Remarqué pour la première fois au cinéma avec "Le Doulos" de Jean-Pierre Melville (1962), il devient célèbre l'année suivante avec "Le Mépris". Il tourne ensuite énormément, fait la navette entre la France et l'Italie et étreint à l'écran nombre d'actrices: Brigitte Bardot, Catherine Deneuve et Romy Schneider.

Il devient aussi un des acteurs fétiches de Buñuel ("Le journal d'une femme de chambre", "Belle de jour", "Le charme discret de la bourgeoisie") chez qui il incarne des personnages troubles, puis de Claude Sautet dans les années 70 ("Les choses de la vie", "Max et les ferrailleurs", "Vincent, François, Paul... et les autres"), qui fait presque de lui une incarnation des Trente glorieuses.

- "Anti-star"-

Il brise ensuite son image de séducteur au front dégarni et se jette dans des rôles aux profils débridés, dont celui d'homosexuel suicidaire dans "La Grande Bouffe" de Marco Ferreri (1973), qui fit scandale sur la Croisette par ses scènes orgiaques et scatophiles.
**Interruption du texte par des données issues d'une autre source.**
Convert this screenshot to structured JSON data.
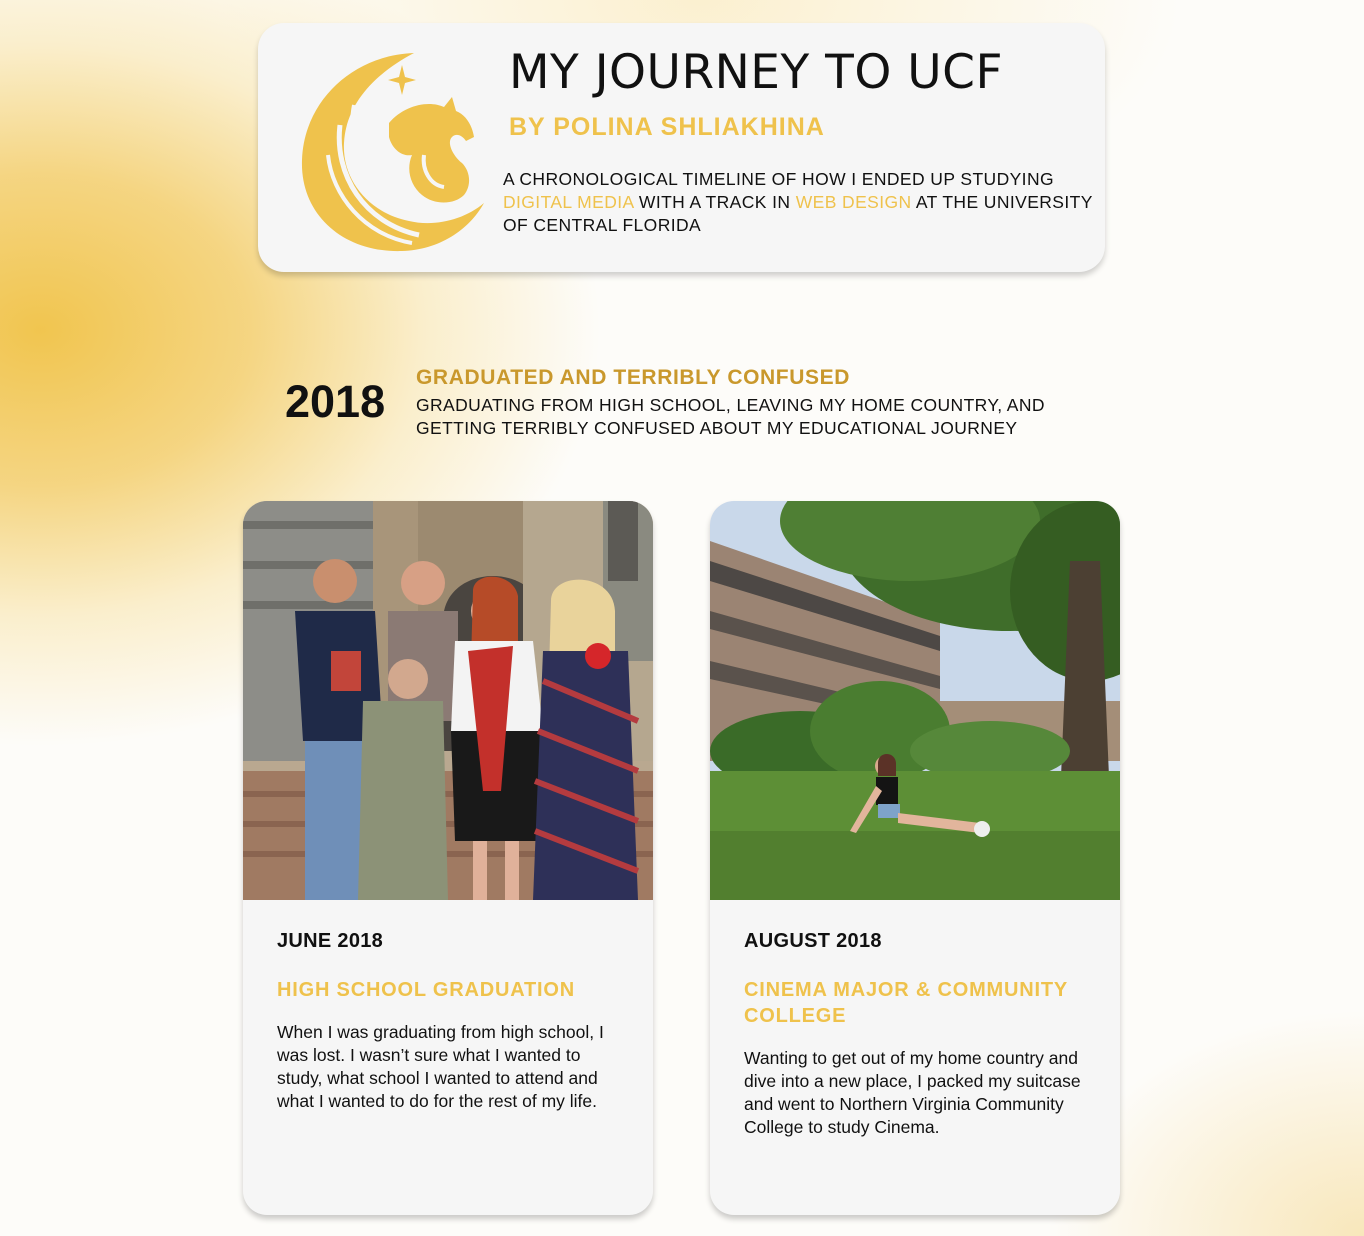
{
  "header": {
    "title": "MY JOURNEY TO UCF",
    "byline": "BY POLINA SHLIAKHINA",
    "description": {
      "part1": "A CHRONOLOGICAL TIMELINE OF HOW I ENDED UP STUDYING ",
      "highlight1": "DIGITAL MEDIA",
      "part2": " WITH A TRACK IN ",
      "highlight2": "WEB DESIGN",
      "part3": " AT THE UNIVERSITY OF CENTRAL FLORIDA"
    },
    "logo_icon": "pegasus-logo-icon"
  },
  "timeline": {
    "year": "2018",
    "heading": "GRADUATED AND TERRIBLY CONFUSED",
    "subheading": "GRADUATING FROM HIGH SCHOOL, LEAVING MY HOME COUNTRY, AND GETTING TERRIBLY CONFUSED ABOUT MY EDUCATIONAL JOURNEY"
  },
  "cards": [
    {
      "date": "JUNE 2018",
      "title": "HIGH SCHOOL GRADUATION",
      "text": "When I was graduating from high school, I was lost. I wasn’t sure what I wanted to study, what school I wanted to attend and what I wanted to do for the rest of my life."
    },
    {
      "date": "AUGUST 2018",
      "title": "CINEMA MAJOR & COMMUNITY COLLEGE",
      "text": "Wanting to get out of my home country and dive into a new place, I packed my suitcase and went to Northern Virginia Community College to study Cinema."
    }
  ],
  "colors": {
    "accent_gold": "#efc24c",
    "heading_gold": "#c9982c",
    "card_bg": "#f6f6f6"
  }
}
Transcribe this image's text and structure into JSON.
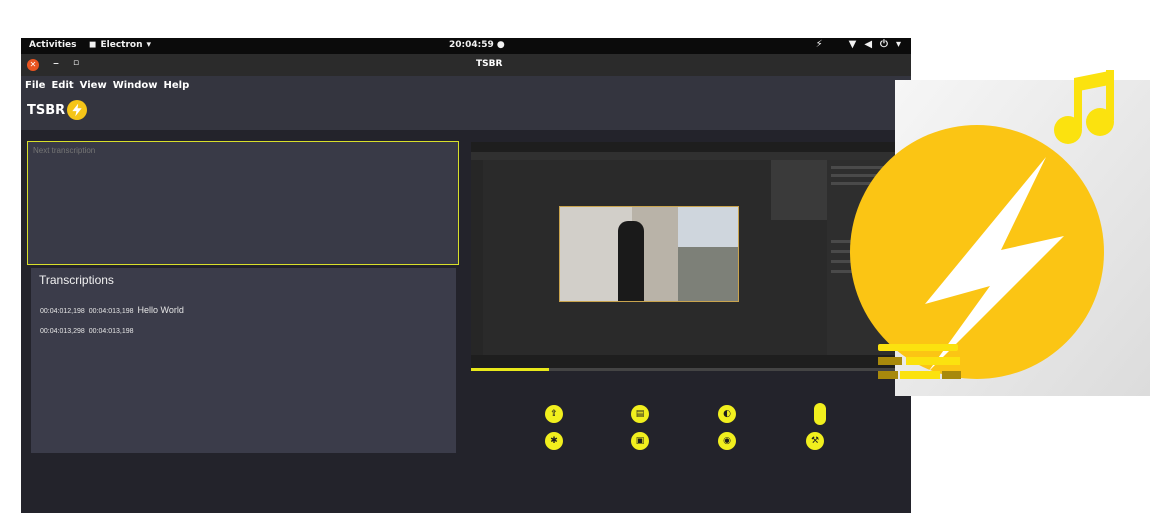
{
  "system_bar": {
    "activities": "Activities",
    "app_name": "Electron",
    "clock": "20:04:59"
  },
  "window": {
    "title": "TSBR"
  },
  "menu": [
    "File",
    "Edit",
    "View",
    "Window",
    "Help"
  ],
  "brand": "TSBR",
  "next_transcription": {
    "placeholder": "Next transcription"
  },
  "transcriptions": {
    "title": "Transcriptions",
    "rows": [
      {
        "start": "00:04:012,198",
        "end": "00:04:013,198",
        "text": "Hello World"
      },
      {
        "start": "00:04:013,298",
        "end": "00:04:013,198",
        "text": ""
      }
    ]
  },
  "video": {
    "progress": 0.18
  },
  "controls": [
    {
      "icon": "upload-icon"
    },
    {
      "icon": "file-icon"
    },
    {
      "icon": "contrast-icon"
    },
    {
      "icon": "toggle-icon"
    },
    {
      "icon": "settings-icon"
    },
    {
      "icon": "save-icon"
    },
    {
      "icon": "eye-icon"
    },
    {
      "icon": "hammer-icon"
    }
  ],
  "colors": {
    "accent": "#f1ef1e",
    "logo": "#f5c518"
  }
}
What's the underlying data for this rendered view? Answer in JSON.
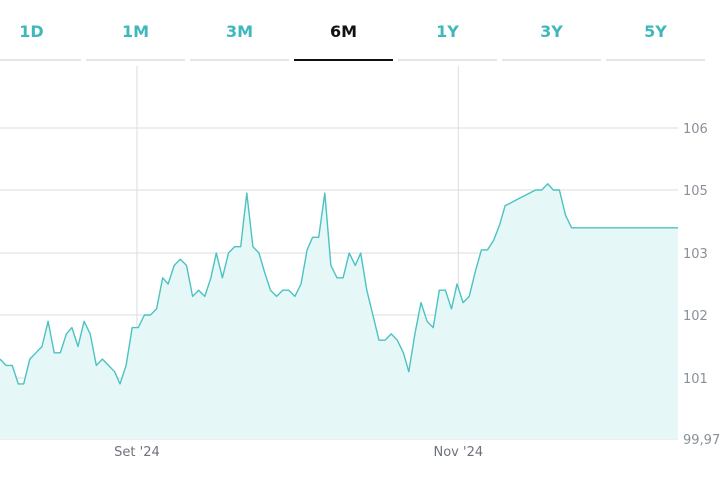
{
  "tabs": [
    {
      "label": "1D",
      "active": false
    },
    {
      "label": "1M",
      "active": false
    },
    {
      "label": "3M",
      "active": false
    },
    {
      "label": "6M",
      "active": true
    },
    {
      "label": "1Y",
      "active": false
    },
    {
      "label": "3Y",
      "active": false
    },
    {
      "label": "5Y",
      "active": false
    }
  ],
  "colors": {
    "accent": "#3fb8bd",
    "line": "#4cc2c2",
    "fill": "#e6f7f7",
    "grid": "#dddddd",
    "tab_active": "#111111"
  },
  "chart_data": {
    "type": "area",
    "title": "",
    "xlabel": "",
    "ylabel": "",
    "ylim": [
      99.97,
      106.8
    ],
    "xlim": [
      0,
      100
    ],
    "grid": true,
    "y_ticks": [
      {
        "value": 106,
        "label": "106"
      },
      {
        "value": 105,
        "label": "105"
      },
      {
        "value": 103,
        "label": "103"
      },
      {
        "value": 102,
        "label": "102"
      },
      {
        "value": 101,
        "label": "101"
      },
      {
        "value": 99.97,
        "label": "99,97"
      }
    ],
    "x_ticks": [
      {
        "value": 20.2,
        "label": "Set '24"
      },
      {
        "value": 67.6,
        "label": "Nov '24"
      }
    ],
    "series": [
      {
        "x": [
          0,
          0.9,
          1.8,
          2.7,
          3.5,
          4.4,
          5.3,
          6.2,
          7.1,
          8.0,
          8.9,
          9.8,
          10.6,
          11.5,
          12.4,
          13.3,
          14.2,
          15.1,
          16.0,
          16.9,
          17.7,
          18.6,
          19.5,
          20.4,
          21.3,
          22.2,
          23.1,
          24.0,
          24.8,
          25.7,
          26.6,
          27.5,
          28.4,
          29.3,
          30.2,
          31.1,
          31.9,
          32.8,
          33.7,
          34.6,
          35.5,
          36.4,
          37.3,
          38.2,
          39.0,
          39.9,
          40.8,
          41.7,
          42.6,
          43.5,
          44.4,
          45.3,
          46.1,
          47.0,
          47.9,
          48.8,
          49.7,
          50.6,
          51.5,
          52.4,
          53.2,
          54.1,
          55.0,
          55.9,
          56.8,
          57.7,
          58.6,
          59.5,
          60.3,
          61.2,
          62.1,
          63.0,
          63.9,
          64.8,
          65.7,
          66.6,
          67.4,
          68.3,
          69.2,
          70.1,
          71.0,
          71.9,
          72.8,
          73.7,
          74.5,
          75.4,
          76.3,
          77.2,
          78.1,
          79.0,
          79.9,
          80.8,
          81.6,
          82.5,
          83.4,
          84.3,
          85.2,
          86.1,
          87.0,
          87.9,
          88.7,
          89.6,
          90.5,
          91.4,
          92.3,
          93.2,
          94.1,
          95.0,
          95.8,
          96.7,
          97.6,
          98.5,
          99.4,
          100
        ],
        "values": [
          101.3,
          101.2,
          101.2,
          100.9,
          100.9,
          101.3,
          101.4,
          101.5,
          101.9,
          101.4,
          101.4,
          101.7,
          101.8,
          101.5,
          101.9,
          101.7,
          101.2,
          101.3,
          101.2,
          101.1,
          100.9,
          101.2,
          101.8,
          101.8,
          102.0,
          102.0,
          102.1,
          102.6,
          102.5,
          102.8,
          102.9,
          102.8,
          102.3,
          102.4,
          102.3,
          102.6,
          103.0,
          102.6,
          103.0,
          103.2,
          103.2,
          104.9,
          103.2,
          103.0,
          102.7,
          102.4,
          102.3,
          102.4,
          102.4,
          102.3,
          102.5,
          103.1,
          103.5,
          103.5,
          104.9,
          102.8,
          102.6,
          102.6,
          103.0,
          102.8,
          103.0,
          102.4,
          102.0,
          101.6,
          101.6,
          101.7,
          101.6,
          101.4,
          101.1,
          101.7,
          102.2,
          101.9,
          101.8,
          102.4,
          102.4,
          102.1,
          102.5,
          102.2,
          102.3,
          102.7,
          103.1,
          103.1,
          103.4,
          103.9,
          104.5,
          104.6,
          104.7,
          104.8,
          104.9,
          105.0,
          105.0,
          105.1,
          105.0,
          105.0,
          104.2,
          103.8,
          103.8,
          103.8,
          103.8,
          103.8,
          103.8,
          103.8,
          103.8,
          103.8,
          103.8,
          103.8,
          103.8,
          103.8,
          103.8,
          103.8,
          103.8,
          103.8,
          103.8,
          103.8
        ]
      }
    ]
  }
}
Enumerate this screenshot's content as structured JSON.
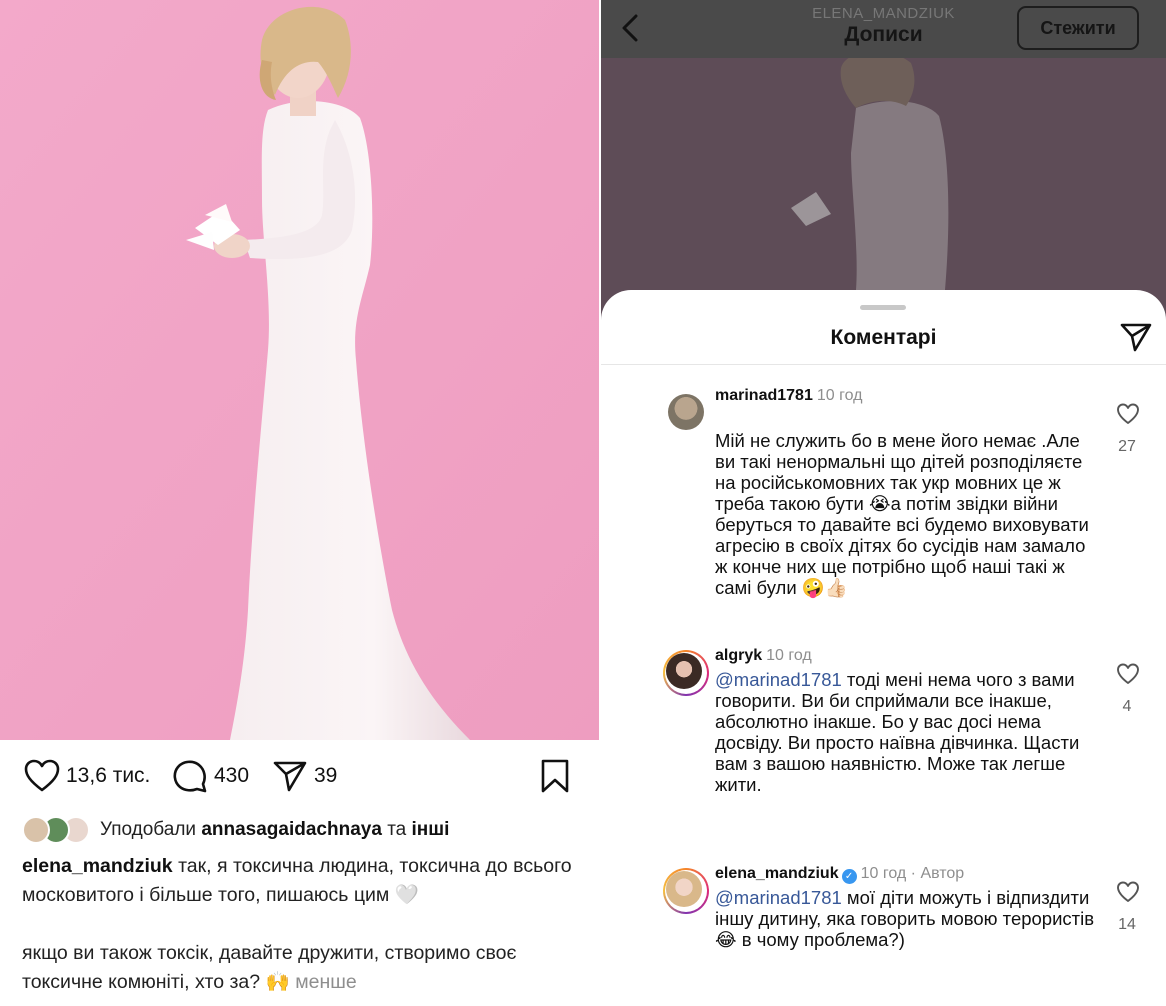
{
  "post": {
    "likes": "13,6 тис.",
    "comments_count": "430",
    "shares_count": "39",
    "liked_by_prefix": "Уподобали",
    "liked_by_user": "annasagaidachnaya",
    "liked_by_and": "та",
    "liked_by_others": "інші",
    "caption_user": "elena_mandziuk",
    "caption_p1": "так, я токсична людина, токсична до всього московитого і більше того, пишаюсь цим 🤍",
    "caption_p2": "якщо ви також токсік, давайте дружити, створимо своє токсичне комюніті, хто за? 🙌",
    "caption_less": "менше",
    "icons": [
      "heart-icon",
      "comment-icon",
      "share-icon",
      "bookmark-icon"
    ]
  },
  "right": {
    "header_user": "ELENA_MANDZIUK",
    "header_title": "Дописи",
    "follow_label": "Стежити",
    "sheet_title": "Коментарі"
  },
  "comments": [
    {
      "user": "marinad1781",
      "time": "10 год",
      "text": "Мій не служить бо в мене його немає .Але ви такі ненормальні що дітей розподіляєте на російськомовних так укр мовних це ж треба такою бути 😭а потім звідки війни беруться то давайте всі будемо виховувати агресію в своїх дітях бо сусідів нам замало ж конче них ще потрібно щоб наші такі ж самі були 🤪👍🏻",
      "likes": "27"
    },
    {
      "user": "algryk",
      "time": "10 год",
      "mention": "@marinad1781",
      "text": " тоді мені нема чого з вами говорити. Ви би сприймали все інакше, абсолютно інакше. Бо у вас досі нема досвіду. Ви просто наївна дівчинка. Щасти вам з вашою наявністю. Може так легше жити.",
      "likes": "4"
    },
    {
      "user": "elena_mandziuk",
      "time": "10 год · Автор",
      "mention": "@marinad1781",
      "text": " мої діти можуть і відпиздити іншу дитину, яка говорить мовою терористів 😂 в чому проблема?)",
      "likes": "14"
    }
  ],
  "colors": {
    "photo_background": "#f1a6c8",
    "dimmed_overlay": "#5e4c57",
    "mention": "#385898",
    "muted": "#8e8e8e"
  }
}
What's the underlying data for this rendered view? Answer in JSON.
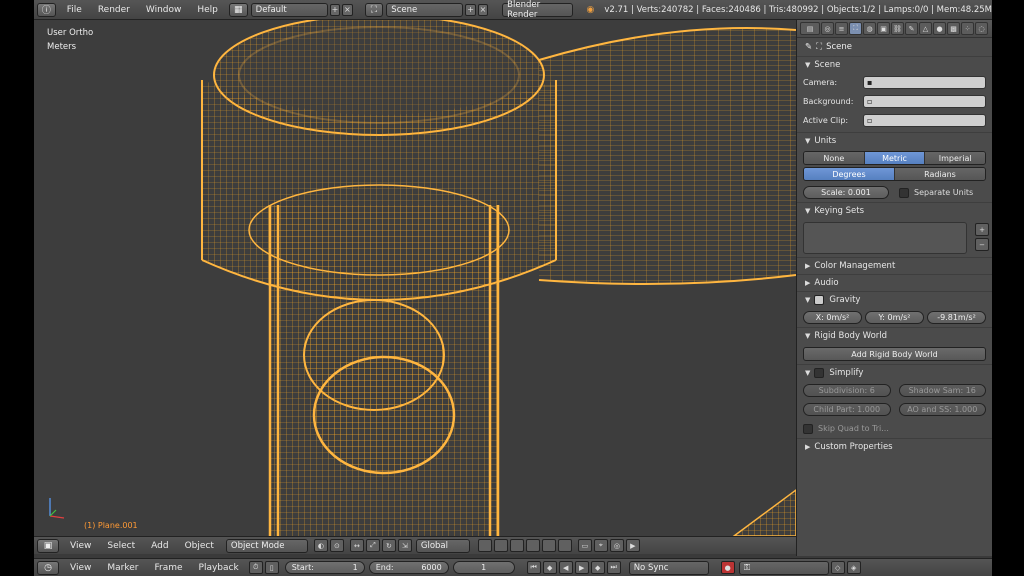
{
  "header": {
    "menus": [
      "File",
      "Render",
      "Window",
      "Help"
    ],
    "screen_layout": "Default",
    "scene": "Scene",
    "engine": "Blender Render",
    "stats": "v2.71 | Verts:240782 | Faces:240486 | Tris:480992 | Objects:1/2 | Lamps:0/0 | Mem:48.25M"
  },
  "viewport": {
    "view_name": "User Ortho",
    "units": "Meters",
    "object_label": "(1) Plane.001"
  },
  "properties": {
    "breadcrumb": "Scene",
    "scene_panel": {
      "title": "Scene",
      "camera_label": "Camera:",
      "background_label": "Background:",
      "active_clip_label": "Active Clip:"
    },
    "units_panel": {
      "title": "Units",
      "systems": [
        "None",
        "Metric",
        "Imperial"
      ],
      "selected_system": "Metric",
      "rotation": [
        "Degrees",
        "Radians"
      ],
      "selected_rotation": "Degrees",
      "scale": "Scale:        0.001",
      "separate_units": "Separate Units"
    },
    "keying_sets": "Keying Sets",
    "color_management": "Color Management",
    "audio": "Audio",
    "gravity": {
      "title": "Gravity",
      "x": "X:    0m/s²",
      "y": "Y:    0m/s²",
      "z": "-9.81m/s²"
    },
    "rigid_body": {
      "title": "Rigid Body World",
      "button": "Add Rigid Body World"
    },
    "simplify": {
      "title": "Simplify",
      "subdivision": "Subdivision:     6",
      "shadow_samples": "Shadow Sam:   16",
      "child_particles": "Child Part:  1.000",
      "ao_sss": "AO and SS:  1.000",
      "skip_quad": "Skip Quad to Tri..."
    },
    "custom_properties": "Custom Properties"
  },
  "view3d_header": {
    "menus": [
      "View",
      "Select",
      "Add",
      "Object"
    ],
    "mode": "Object Mode",
    "orientation": "Global"
  },
  "timeline": {
    "menus": [
      "View",
      "Marker",
      "Frame",
      "Playback"
    ],
    "start": "Start:",
    "start_value": "1",
    "end": "End:",
    "end_value": "6000",
    "current": "1",
    "sync": "No Sync"
  },
  "colors": {
    "wire": "#f5a623",
    "background": "#3d3d3d",
    "accent": "#5680c0"
  }
}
Son refus du plan de carrière, son côté "anti-star" l'amènent à tourner également des films d'auteur sous la direction de Leos Carax, Jean-Claude Brisseau, Jacques Doillon.

En 1990, il campe avec gourmandise un personnage de grand bourgeois fantasque dans "Milou en mai" de Louis Malle, avant de devenir le peintre intransigeant de "La Belle Noiseuse" de Rivette (1991), aux côtés d'Emmanuelle Béart. Le film lui vaudra sa quatrième nomination aux César, mais il ne remportera jamais de statuette.

A la télévision, il a joué "Don Juan ou le Festin de pierre" de Marcel Bluwal en 1965, qui attira 12 millions de téléspectateurs.

Au théâtre, il a été dirigé par les plus grands, Peter Brook, Patrice Chéreau, Luc Bondy... "Si je pense à tous ces monstres que j'ai interprétés, tous ces abysses dégoûtants qui font peur, dira-t-il, je crois que c'est pour moi une façon de dire mes secrets."

Très discret sur sa vie privée, Piccoli, qui s'est marié trois fois - il est mort aux côtés de sa dernière épouse, la scénariste Ludivine Clerc - lèvera un coin du voile, à 90 ans, dans un livre d'entretiens avec son ami Gilles Jacob ("J'ai vécu dans mes rêves"). Il y confiait notamment son angoisse de ne plus pouvoir travailler: "On voudrait que ça ne s'arrête jamais et cela va s'arrêter".